2062ème représentation de Mignon à l’Opéra Comique. Quel succès ! Mais seules nos grands-mères s’en souviennent. Créé en 1866, l’ouvrage fête sa centième huit mois plus tard, sa millième en 1894, sa deux-millième en 1955. Puis, assez vite, plus rien. On en veut à Ambroise Thomas d’avoir ravalé Goethe (Les Années d’apprentissage de Wilhelm Meister) au rang d’un auteur de gare, d’avoir déposé de la musique facile le long de (ce qu’il reste de) ses vers, d’avoir même inventé un happy end pour « ne pas se priver de 700 ou 800 représentations supplémentaires ». Le reproche n’est pas nouveau : en 1893, Debussy traînait dans la boue ses confrères Gounod et Massenet, qui avaient transformé Faust et Werther en romances pour boutiquiers.

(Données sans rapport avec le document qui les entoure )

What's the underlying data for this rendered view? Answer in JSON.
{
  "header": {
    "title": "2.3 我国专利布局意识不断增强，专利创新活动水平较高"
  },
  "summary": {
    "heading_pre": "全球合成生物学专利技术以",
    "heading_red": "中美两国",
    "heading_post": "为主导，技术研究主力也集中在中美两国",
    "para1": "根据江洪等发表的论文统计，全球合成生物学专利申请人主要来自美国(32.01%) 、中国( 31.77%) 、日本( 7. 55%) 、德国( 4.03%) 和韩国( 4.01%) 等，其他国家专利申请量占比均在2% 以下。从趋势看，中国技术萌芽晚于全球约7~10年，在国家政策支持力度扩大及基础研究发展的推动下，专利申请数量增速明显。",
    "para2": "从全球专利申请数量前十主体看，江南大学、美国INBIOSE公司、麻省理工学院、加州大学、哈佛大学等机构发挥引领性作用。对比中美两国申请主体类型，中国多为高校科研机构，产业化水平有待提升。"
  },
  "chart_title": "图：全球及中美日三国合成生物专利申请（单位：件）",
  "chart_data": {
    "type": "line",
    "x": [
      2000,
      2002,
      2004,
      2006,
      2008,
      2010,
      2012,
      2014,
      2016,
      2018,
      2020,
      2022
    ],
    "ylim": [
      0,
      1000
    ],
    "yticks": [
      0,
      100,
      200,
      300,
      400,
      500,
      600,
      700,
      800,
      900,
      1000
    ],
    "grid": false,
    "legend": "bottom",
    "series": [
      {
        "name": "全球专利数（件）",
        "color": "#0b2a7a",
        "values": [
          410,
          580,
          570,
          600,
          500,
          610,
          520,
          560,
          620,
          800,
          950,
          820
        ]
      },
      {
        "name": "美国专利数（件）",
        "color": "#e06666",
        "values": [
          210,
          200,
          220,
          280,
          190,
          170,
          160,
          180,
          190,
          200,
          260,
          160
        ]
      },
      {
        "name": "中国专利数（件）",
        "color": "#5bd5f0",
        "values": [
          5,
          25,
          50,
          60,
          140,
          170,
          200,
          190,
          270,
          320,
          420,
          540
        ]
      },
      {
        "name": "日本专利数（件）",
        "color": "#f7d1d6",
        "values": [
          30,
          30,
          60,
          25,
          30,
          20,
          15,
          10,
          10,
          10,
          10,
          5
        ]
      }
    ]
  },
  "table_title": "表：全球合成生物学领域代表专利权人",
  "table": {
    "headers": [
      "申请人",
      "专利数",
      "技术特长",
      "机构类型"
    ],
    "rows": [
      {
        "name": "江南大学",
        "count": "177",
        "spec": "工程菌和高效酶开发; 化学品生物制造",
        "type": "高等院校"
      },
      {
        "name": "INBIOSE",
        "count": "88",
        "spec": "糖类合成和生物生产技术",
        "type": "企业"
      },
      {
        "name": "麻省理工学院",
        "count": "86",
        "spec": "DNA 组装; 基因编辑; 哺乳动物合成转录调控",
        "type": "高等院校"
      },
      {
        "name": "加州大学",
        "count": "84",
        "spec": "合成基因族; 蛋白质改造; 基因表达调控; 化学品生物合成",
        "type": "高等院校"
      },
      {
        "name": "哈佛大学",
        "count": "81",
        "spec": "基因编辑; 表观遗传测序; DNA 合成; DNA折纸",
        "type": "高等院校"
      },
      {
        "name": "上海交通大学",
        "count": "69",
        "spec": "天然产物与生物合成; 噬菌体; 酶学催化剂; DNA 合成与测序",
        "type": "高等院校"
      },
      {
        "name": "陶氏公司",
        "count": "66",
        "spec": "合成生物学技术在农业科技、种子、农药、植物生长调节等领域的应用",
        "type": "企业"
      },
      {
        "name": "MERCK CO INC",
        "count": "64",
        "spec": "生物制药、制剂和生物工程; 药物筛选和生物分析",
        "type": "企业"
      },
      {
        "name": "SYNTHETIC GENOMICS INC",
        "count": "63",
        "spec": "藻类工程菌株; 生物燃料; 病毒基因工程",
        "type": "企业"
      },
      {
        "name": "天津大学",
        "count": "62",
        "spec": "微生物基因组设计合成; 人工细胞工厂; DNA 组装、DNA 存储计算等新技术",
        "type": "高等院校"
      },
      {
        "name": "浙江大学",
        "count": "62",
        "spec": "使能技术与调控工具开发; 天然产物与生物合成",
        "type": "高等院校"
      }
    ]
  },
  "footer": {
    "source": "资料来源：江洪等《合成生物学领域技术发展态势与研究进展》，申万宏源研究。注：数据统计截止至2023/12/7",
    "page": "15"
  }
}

Aujourd’hui, ce n’est plus au mélomane petit bourgeois que l’on s’adresse, mais au philologue : comme à l’époque, on joue la version originale avec textes parlés, l’orchestre est tourné vers la scène - ce qui fait que François-Xavier Roth dirige face au public - et le happy end est conservé, alors que Thomas lui-même a composé une version alternative plus conforme à Goethe. Comme la mise en scène de Jean-Louis Benoit dépoussière la tradition sans la jeter aux orties, comme la direction est alerte et que la distribution frôle le sans faute, cela fonctionne, et ces trois heures de roman feuilleton lyrique passent sans trop se faire sentir. Traité ainsi, ce Mignon d’un autre âge vaut bien des fadaises qui n’ont jamais quitté le répertoire, et l’Opéra Comique honore son cahier de charges. A l’opéra, la nostalgie n’a jamais fini de faire recette.

François Lafon

Ambroise Thomas : Mignon. Avec Marie Lenormand, Ismael Jordi, Malia Bendi-Merad, Nicolas Cavallier. Chœur Accentus, Orchestre Philharmonique de Radio France, François-Xavier Roth (direction), Jean-Louis Benoit (mise en scène). A l’Opéra Comique, Paris, les 12, 14, 16, 18 avril.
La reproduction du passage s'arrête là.